Heroes came in all shapes and sizes to make this thing possible, but no one stood taller by night's end than Trea Turner, who had three of the biggest hits in the rally, two of them homers, one of them the grand slam that gave the Nats the lead in the bottom of the seventh.
There were plenty of other clutch hits along the way, as well, yet remarkably the Nationals scored 14 runs without benefit of a single hit from Bryce Harper, Anthony Rendon or Daniel Murphy.
The bullpen came through with flying colors as well after Jeremy Hellickson's disastrous start. Six relievers combined to pitch the final five innings, first keeping the game within reach and then holding the precious lead late to ensure this wouldn't all be for naught.

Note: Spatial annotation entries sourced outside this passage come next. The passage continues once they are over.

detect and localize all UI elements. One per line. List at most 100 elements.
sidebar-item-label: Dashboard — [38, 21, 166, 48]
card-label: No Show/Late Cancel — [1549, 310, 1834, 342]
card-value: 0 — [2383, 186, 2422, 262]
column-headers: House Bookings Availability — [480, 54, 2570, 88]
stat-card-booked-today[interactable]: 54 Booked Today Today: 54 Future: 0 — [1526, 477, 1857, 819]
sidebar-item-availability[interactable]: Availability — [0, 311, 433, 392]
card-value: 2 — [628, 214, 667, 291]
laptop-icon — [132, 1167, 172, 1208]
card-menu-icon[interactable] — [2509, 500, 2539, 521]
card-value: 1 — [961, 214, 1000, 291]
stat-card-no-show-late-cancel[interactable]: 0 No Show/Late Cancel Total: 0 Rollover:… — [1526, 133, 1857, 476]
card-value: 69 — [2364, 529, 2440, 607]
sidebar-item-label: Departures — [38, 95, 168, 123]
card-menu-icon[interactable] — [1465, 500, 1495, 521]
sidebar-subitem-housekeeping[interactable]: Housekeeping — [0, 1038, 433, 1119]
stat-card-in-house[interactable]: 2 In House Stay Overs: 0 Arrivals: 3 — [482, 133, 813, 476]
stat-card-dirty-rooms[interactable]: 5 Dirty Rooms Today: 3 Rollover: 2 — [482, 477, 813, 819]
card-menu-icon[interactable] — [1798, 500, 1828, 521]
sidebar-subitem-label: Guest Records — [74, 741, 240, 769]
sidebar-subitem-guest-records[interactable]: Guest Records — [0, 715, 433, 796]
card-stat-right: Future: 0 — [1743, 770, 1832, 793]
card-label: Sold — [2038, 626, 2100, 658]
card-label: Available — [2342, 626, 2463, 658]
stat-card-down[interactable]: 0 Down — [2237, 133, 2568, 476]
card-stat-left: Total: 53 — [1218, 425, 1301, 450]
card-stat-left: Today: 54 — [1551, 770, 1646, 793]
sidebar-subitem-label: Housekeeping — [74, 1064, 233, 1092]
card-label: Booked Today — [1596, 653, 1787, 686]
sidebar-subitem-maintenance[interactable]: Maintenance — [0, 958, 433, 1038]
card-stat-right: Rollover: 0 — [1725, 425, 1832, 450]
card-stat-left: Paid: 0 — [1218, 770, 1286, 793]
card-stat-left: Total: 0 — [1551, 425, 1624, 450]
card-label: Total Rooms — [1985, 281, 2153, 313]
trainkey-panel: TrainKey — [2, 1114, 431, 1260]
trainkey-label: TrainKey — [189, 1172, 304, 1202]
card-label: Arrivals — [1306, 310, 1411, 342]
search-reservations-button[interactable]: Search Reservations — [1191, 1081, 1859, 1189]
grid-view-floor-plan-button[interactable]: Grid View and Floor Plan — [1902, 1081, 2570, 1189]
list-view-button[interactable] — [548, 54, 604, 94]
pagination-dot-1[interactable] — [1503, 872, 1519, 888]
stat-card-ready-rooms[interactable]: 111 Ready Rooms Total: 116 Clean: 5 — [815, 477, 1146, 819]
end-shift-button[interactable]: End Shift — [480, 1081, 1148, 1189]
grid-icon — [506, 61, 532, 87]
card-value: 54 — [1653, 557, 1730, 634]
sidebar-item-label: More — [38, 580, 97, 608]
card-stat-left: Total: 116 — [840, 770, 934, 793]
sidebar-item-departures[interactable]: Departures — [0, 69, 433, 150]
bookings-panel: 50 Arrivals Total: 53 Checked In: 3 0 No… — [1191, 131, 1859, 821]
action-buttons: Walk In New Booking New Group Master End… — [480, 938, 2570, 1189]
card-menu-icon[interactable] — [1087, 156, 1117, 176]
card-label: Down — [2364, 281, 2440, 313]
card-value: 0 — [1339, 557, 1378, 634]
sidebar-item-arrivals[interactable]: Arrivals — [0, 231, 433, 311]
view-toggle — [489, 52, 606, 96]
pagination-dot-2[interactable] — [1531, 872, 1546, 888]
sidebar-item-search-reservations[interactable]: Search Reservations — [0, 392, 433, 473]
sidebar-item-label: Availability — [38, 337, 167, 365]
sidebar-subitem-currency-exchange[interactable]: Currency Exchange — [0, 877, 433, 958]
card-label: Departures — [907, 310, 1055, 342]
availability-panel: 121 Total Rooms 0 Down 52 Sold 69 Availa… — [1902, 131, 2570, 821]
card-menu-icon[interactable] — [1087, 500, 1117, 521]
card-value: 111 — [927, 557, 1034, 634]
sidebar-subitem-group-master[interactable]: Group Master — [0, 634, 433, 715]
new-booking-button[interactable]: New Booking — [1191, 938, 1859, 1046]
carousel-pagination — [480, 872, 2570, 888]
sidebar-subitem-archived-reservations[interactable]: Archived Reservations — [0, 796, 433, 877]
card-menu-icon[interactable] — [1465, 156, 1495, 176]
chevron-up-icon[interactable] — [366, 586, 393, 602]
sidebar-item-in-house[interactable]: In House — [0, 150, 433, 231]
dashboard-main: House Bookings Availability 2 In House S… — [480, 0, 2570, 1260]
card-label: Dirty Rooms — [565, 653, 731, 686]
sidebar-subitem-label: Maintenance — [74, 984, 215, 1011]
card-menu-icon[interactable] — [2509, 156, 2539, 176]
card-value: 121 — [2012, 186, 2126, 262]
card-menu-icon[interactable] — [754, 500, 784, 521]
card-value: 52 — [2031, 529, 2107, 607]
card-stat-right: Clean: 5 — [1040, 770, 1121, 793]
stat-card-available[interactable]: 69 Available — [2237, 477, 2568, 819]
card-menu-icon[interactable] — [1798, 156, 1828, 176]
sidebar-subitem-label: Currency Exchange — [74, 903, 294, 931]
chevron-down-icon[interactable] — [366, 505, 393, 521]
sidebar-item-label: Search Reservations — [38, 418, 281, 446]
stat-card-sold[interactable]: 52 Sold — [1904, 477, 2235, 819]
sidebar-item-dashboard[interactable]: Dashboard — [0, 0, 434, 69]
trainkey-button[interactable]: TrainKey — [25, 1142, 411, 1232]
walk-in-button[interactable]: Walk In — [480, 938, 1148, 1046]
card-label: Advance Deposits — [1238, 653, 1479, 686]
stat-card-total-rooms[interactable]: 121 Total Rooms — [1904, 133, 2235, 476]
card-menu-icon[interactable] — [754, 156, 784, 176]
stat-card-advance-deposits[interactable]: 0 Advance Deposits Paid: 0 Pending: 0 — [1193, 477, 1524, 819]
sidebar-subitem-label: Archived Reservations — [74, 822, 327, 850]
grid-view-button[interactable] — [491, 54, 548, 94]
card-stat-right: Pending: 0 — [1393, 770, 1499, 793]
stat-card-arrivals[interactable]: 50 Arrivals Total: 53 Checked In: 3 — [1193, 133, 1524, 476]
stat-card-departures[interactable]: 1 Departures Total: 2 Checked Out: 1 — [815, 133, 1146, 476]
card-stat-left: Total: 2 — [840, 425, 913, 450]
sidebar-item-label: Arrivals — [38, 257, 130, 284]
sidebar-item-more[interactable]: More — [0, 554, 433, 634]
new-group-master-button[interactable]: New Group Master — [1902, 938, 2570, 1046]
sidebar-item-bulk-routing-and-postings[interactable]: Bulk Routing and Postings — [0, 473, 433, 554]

And when Sean Doolittle struck out Derek Dietrich to wrap it up, a crowd of 24,314 that was booing the home team a couple hours earlier was celebrating with glee as the Nats improved to 43-43.
The depths of despair came shortly after 8 p.m., at which point the Nationals trailed 9-0 and Hellickson (who came into the night feeling ill and not even sure how long he'd be able to pitch) having been rocked over the course of four innings and left on the mound to keep taking the brunt of the punishment despite the presence of Jefry Rodriguez (promoted from Triple-A Syracuse earlier in the day just for this kind of scenario) in the bullpen.
The details of Hellickson's disastrous start aren't worth reliving. Suffice it to say, he had just become the poster child of a season on the brink of collapse, with his rookie manager also getting lambasted on social media for letting him pitch long enough to give up nine runs in the first place.
And yet in spite of all that, a flicker of hope emerged when Turner led off the bottom of the fourth with a home run to right-center. All it did was "trim" the deficit from 9-0 to 9-1, but it did more than that. It revealed that there was indeed a spark of energy in the dugout, that this team wasn't going to roll over and give up on this night as some may have assumed from afar.
And when Rodriguez pitched a 1-2-3 top of the fifth to stop the bleeding and bring his teammates back up to the plate, momentum in this game had officially flipped.
That much really became clear when the Nationals scored four runs in the bottom of the fifth, getting a bases-loaded walk from Adam Eaton, a run-scoring fielder's choice by Turner and a two-run double from Juan Soto.
Then came the definitive inning of the season to date, the bottom of the sixth. The crowd at this point had become re-energized. It wound up on the verge of a full-blown explosion after the home team scored five more runs to take the lead.
Four of those runs, of course, came via Turner's grand slam into the left field bullpen, the blast that made it 10-9 and left Turner screaming as he rounded the bases and teammates roaring in the dugout.
And they still weren't done. The Nationals tacked on four insurance runs in the bottom of the seventh, two of those coming on Turner's two-out single to left. That gave him eight RBIs, making him only the sixth leadoff hitter in history to do that. And they all came in the span of four innings.
So, if you've lost track, that was 14 unanswered runs scored by the Nationals. After the Marlins had scored nine unanswered runs to begin the game. And those extra runs proved vital after the events of the top of the eighth.
Though he had Kelvin Herrera warming as the bottom of the seventh played out, Davey Martinez pulled his elite setup man back and instead warmed up (and brought it) Justin Miller once the lead was extended to five runs. Except Miller lasted only two batters before Martinez turned to Herrera anyway. And then Herrera served up a three-run homer on his second pitch to Brian Anderson, and now this was a 14-12 game, with six outs still necessary to complete the largest comeback in club history.